La campagne publicitaire ayant accompagné cet événement sportif a permis non seulement de faire connaître la marque CORBANA (p. ex. : couverture télévisuelle par des personnes norvégiennes célèbres appréciant le fruit vendu par la corporation) mais aussi de mettre en relief l’intérêt nutritionnel des bananes. Ce fut aussi l’occasion de souligner les références éthiques et celles de la CORBANA. À cet égard, il convient de rappeler que, aux fins du marathon, la corporation, a établi une collaboration fructueuse avec Right to Play International (RPI), œuvre de charité créant des conditions propices au maintien de la santé enfantine dans les pays en développement grâce à des activités sportives, ludiques, sanitaires et pacifiques. La moitié des fonds récoltés durant le mini‑marathon parrainé par la CORBANA fut donnée à des projets RPI.

La corporation bananière a aussi réussi à attirer une jeune clientèle grâce à des campagnes de sensibilisation amusantes sur la profession, organisées en collaboration avec des partenaires tels que le Consejo Institucional Bananero (CIB), organisme faisant partie de l’industrie bananière costa‑ricienne, qui s’emploie à coordonner les travaux en collaboration avec plusieurs partenaires dont les médias. C’est grâce à sa collaboration avec le CIB que la CORBANA a créé, dans les locaux du Museo de los Niños (musée des enfants), centre interactif réservé aux enfants implanté à San José (Costa Rica), un espace culturel et éducatif spécialisé.

Baptisé “Banana Room”, cet espace propose à son jeune public des exposés sur la profession, portant, par exemple, sur la préservation de l’environnement et la lutte contre les maladies. Les visiteurs peuvent aussi faire un petit tour en télécabine pour tout apprendre du parcours d’une banane, depuis la plantation du bananier jusqu’à son emballage dans l’usine de traitement. Ce jeu interactif (tout comme des événements sportifs tels que le marathon d’Oslo) permet non seulement d’informer de jeunes adultes sur l’industrie bananière du Costa Rica mais aussi de présenter les produits de la corporation bananière à un ensemble de clients éventuels, à savoir les enfants.


Grâce à sa mise en marché réussie, la CORBANA et ses filiales ont pu mettre à la disposition de leurs employés et de leurs famille des logements améliorés (en photo) (photo : la CORBANA).

De plus, la corporation bananière assure aussi la promotion de ses fruits au niveau international grâce à des partenariats avec des organismes nationaux ou internationaux, tels que la Promotora del comercio exterior de Costa Rica (PROCOMER), organe du Gouvernement costa‑ricien chargé de la promotion des exportations.

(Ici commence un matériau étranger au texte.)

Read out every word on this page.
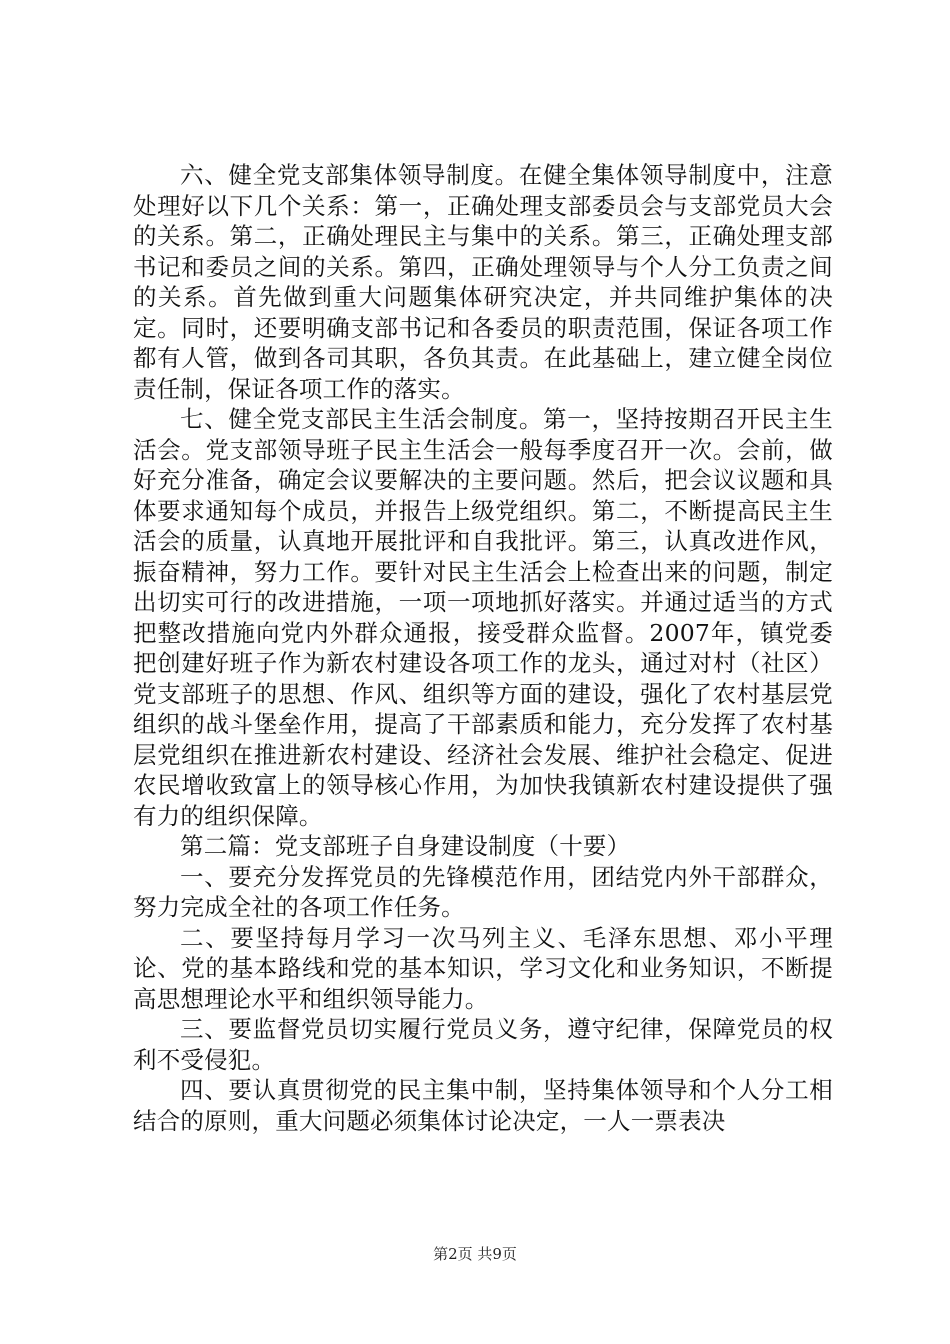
六、健全党支部集体领导制度。在健全集体领导制度中，注意处理好以下几个关系：第一，正确处理支部委员会与支部党员大会的关系。第二，正确处理民主与集中的关系。第三，正确处理支部书记和委员之间的关系。第四，正确处理领导与个人分工负责之间的关系。首先做到重大问题集体研究决定，并共同维护集体的决定。同时，还要明确支部书记和各委员的职责范围，保证各项工作都有人管，做到各司其职，各负其责。在此基础上，建立健全岗位责任制，保证各项工作的落实。

七、健全党支部民主生活会制度。第一，坚持按期召开民主生活会。党支部领导班子民主生活会一般每季度召开一次。会前，做好充分准备，确定会议要解决的主要问题。然后，把会议议题和具体要求通知每个成员，并报告上级党组织。第二，不断提高民主生活会的质量，认真地开展批评和自我批评。第三，认真改进作风，振奋精神，努力工作。要针对民主生活会上检查出来的问题，制定出切实可行的改进措施，一项一项地抓好落实。并通过适当的方式把整改措施向党内外群众通报，接受群众监督。2007年，镇党委把创建好班子作为新农村建设各项工作的龙头，通过对村（社区）党支部班子的思想、作风、组织等方面的建设，强化了农村基层党组织的战斗堡垒作用，提高了干部素质和能力，充分发挥了农村基层党组织在推进新农村建设、经济社会发展、维护社会稳定、促进农民增收致富上的领导核心作用，为加快我镇新农村建设提供了强有力的组织保障。

第二篇：党支部班子自身建设制度（十要）

一、要充分发挥党员的先锋模范作用，团结党内外干部群众，努力完成全社的各项工作任务。

二、要坚持每月学习一次马列主义、毛泽东思想、邓小平理论、党的基本路线和党的基本知识，学习文化和业务知识，不断提高思想理论水平和组织领导能力。

三、要监督党员切实履行党员义务，遵守纪律，保障党员的权利不受侵犯。

四、要认真贯彻党的民主集中制，坚持集体领导和个人分工相结合的原则，重大问题必须集体讨论决定，一人一票表决

第2页 共9页
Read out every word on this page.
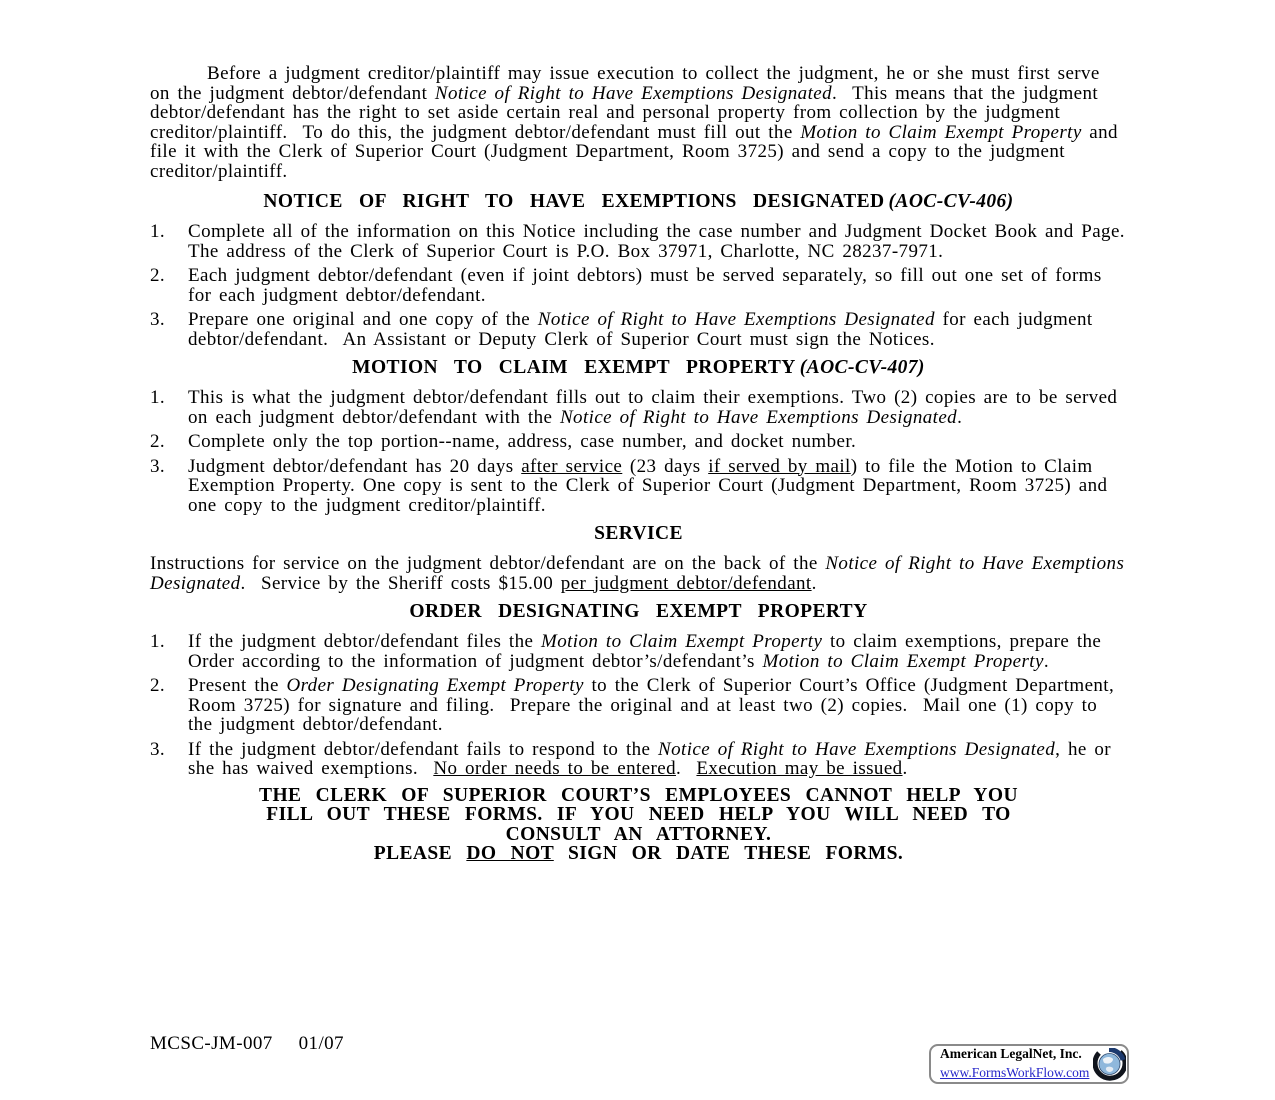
Before a judgment creditor/plaintiff may issue execution to collect the judgment, he or she must first serve on the judgment debtor/defendant Notice of Right to Have Exemptions Designated.  This means that the judgment debtor/defendant has the right to set aside certain real and personal property from collection by the judgment creditor/plaintiff.  To do this, the judgment debtor/defendant must fill out the Motion to Claim Exempt Property and file it with the Clerk of Superior Court (Judgment Department, Room 3725) and send a copy to the judgment creditor/plaintiff.

NOTICE OF RIGHT TO HAVE EXEMPTIONS DESIGNATED (AOC-CV-406)
1.	Complete all of the information on this Notice including the case number and Judgment Docket Book and Page. The address of the Clerk of Superior Court is P.O. Box 37971, Charlotte, NC 28237-7971.
2.	Each judgment debtor/defendant (even if joint debtors) must be served separately, so fill out one set of forms for each judgment debtor/defendant.
3.	Prepare one original and one copy of the Notice of Right to Have Exemptions Designated for each judgment debtor/defendant.  An Assistant or Deputy Clerk of Superior Court must sign the Notices.
MOTION TO CLAIM EXEMPT PROPERTY (AOC-CV-407)
1.	This is what the judgment debtor/defendant fills out to claim their exemptions. Two (2) copies are to be served on each judgment debtor/defendant with the Notice of Right to Have Exemptions Designated.
2.	Complete only the top portion--name, address, case number, and docket number.
3.	Judgment debtor/defendant has 20 days after service (23 days if served by mail) to file the Motion to Claim Exemption Property. One copy is sent to the Clerk of Superior Court (Judgment Department, Room 3725) and one copy to the judgment creditor/plaintiff.
SERVICE

Instructions for service on the judgment debtor/defendant are on the back of the Notice of Right to Have Exemptions Designated.  Service by the Sheriff costs $15.00 per judgment debtor/defendant.

ORDER DESIGNATING EXEMPT PROPERTY
1.	If the judgment debtor/defendant files the Motion to Claim Exempt Property to claim exemptions, prepare the Order according to the information of judgment debtor’s/defendant’s Motion to Claim Exempt Property.
2.	Present the Order Designating Exempt Property to the Clerk of Superior Court’s Office (Judgment Department, Room 3725) for signature and filing.  Prepare the original and at least two (2) copies.  Mail one (1) copy to the judgment debtor/defendant.
3.	If the judgment debtor/defendant fails to respond to the Notice of Right to Have Exemptions Designated, he or she has waived exemptions.  No order needs to be entered.  Execution may be issued.
THE CLERK OF SUPERIOR COURT’S EMPLOYEES CANNOT HELP YOU
FILL OUT THESE FORMS. IF YOU NEED HELP YOU WILL NEED TO
CONSULT AN ATTORNEY.
PLEASE DO NOT SIGN OR DATE THESE FORMS.
MCSC-JM-007 01/07	American LegalNet, Inc.
www.FormsWorkFlow.com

En 2009, la corporation bananière et PROCOMER ont assuré la promotion des bananes du pays sur un stand de produits frais costa‑riciens à la Fruit Logistica, l’une des plus grandes foires mondiales pour les fruits et les légumes ayant lieu à Berlin (République fédérale d’Allemagne (Allemagne)). La CORBANA a d’ailleurs pour rôle essentiel de trouver de nouveaux circuits de commercialisation pour les producteurs de bananes costa‑riciens en menant à bien, pour ce faire, des activités de promotion de ce produit au niveau international.

En sus de ses stratégies de commercialisation et de mise sur le marché, la CORBANA renforce les moyens de ses producteurs et leurs possibilités d’accès aux marchés en contribuant au bon déroulement des négociations de prix avec les parties prenantes (dont les vendeurs), en fournissant des informations sur le marché et des moyens de crédit aux agriculteurs et en commercialisant les bananes par l’intermédiaire de ses propres filiales. Ainsi, la Compañia Internacional de Banano S.A. (plus connue sous le nom de Finca San Pablo) est une filiale de la CORBANA, crée en 1968. La Finca San Pablo emploie plus de 200 personnes et exporte environ 690 000 cartons de bananes par an.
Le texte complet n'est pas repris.